Picking a summary model

⚠️ summary_model / max_summary_tokens are reserved for a follow-up — beads issue moltis-8me. They’re present in the config schema so you can start setting them today, but the structured and llm_replace strategies currently ignore them and always use the session’s primary provider. Setting either field to a non-default value triggers a one-shot runtime WARN that names the fields and the tracking issue so you’re not billed for the wrong model without warning.

When the auxiliary-model subsystem lands, summary_model will take a provider-qualified model identifier understood by the provider registry (e.g. "openrouter/google/gemini-2.5-flash", "anthropic/claude-3-5-haiku-20241022"). Leave it unset to reuse the session’s primary model.
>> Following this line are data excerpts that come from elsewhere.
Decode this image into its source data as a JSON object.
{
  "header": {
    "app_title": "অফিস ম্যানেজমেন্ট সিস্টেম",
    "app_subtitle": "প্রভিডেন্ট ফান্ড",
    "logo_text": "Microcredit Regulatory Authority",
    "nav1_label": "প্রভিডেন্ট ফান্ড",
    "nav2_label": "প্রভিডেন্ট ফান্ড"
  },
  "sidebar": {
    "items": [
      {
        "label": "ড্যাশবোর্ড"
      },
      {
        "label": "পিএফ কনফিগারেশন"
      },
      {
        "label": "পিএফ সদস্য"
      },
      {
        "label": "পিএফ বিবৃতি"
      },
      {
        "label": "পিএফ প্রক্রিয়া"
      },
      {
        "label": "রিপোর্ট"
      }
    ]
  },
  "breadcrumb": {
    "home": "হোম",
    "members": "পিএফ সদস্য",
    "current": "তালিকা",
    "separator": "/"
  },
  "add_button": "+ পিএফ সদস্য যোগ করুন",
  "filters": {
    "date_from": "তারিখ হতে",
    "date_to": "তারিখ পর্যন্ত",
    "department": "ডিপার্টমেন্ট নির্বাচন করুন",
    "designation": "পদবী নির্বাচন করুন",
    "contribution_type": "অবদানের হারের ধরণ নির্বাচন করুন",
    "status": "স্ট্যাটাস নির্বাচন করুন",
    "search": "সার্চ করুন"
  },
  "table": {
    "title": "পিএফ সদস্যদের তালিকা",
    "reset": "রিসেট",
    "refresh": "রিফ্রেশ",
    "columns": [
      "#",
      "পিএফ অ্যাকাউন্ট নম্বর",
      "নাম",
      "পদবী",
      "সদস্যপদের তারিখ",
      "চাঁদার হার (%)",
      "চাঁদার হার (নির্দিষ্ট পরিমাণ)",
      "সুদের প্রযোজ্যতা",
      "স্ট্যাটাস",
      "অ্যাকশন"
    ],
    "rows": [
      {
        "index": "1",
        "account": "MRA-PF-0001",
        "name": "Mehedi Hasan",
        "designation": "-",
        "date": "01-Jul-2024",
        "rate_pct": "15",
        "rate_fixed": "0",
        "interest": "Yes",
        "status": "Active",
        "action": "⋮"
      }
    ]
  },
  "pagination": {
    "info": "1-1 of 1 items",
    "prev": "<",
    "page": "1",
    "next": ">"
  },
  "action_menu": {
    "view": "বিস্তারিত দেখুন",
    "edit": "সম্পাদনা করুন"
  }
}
Small fast models are usually the right choice for compaction: they’re cheap, respond in seconds, and are good at instruction-following on a structured template. Reserve the frontier model for the actual coding work.

Migration notes

Upgrading from a pre-PR-#653 install? The default changed from implicit LLM compaction to deterministic. If you want the old behaviour back, set:

[chat.compaction]
mode = "llm_replace"

No other changes needed — llm_replace uses the session’s primary model just like the pre-PR behaviour did.

Tracking issues

  • Epic: moltis-dxw — pluggable compaction modes
  • moltis-g37 — config scaffolding, docs, llm_replace mode ✓
  • moltis-h0crecency_preserving mode ✓
  • moltis-affstructured mode ✓
  • moltis-8me — auxiliary-model subsystem for cheap summary models (follow-up, lets users route compaction to a cheap auxiliary model instead of the session’s primary model)

Further reading

  • hermes-agent/agent/context_compressor.py — reference implementation of the head + LLM summary + tail strategy that inspired structured mode.
  • openclaw/src/agents/compaction.ts + pi-hooks/compaction-safeguard.ts — LLM compaction with quality auditing and tool-pair repair.
  • crates/chat/src/compaction.rs — current deterministic mode implementation.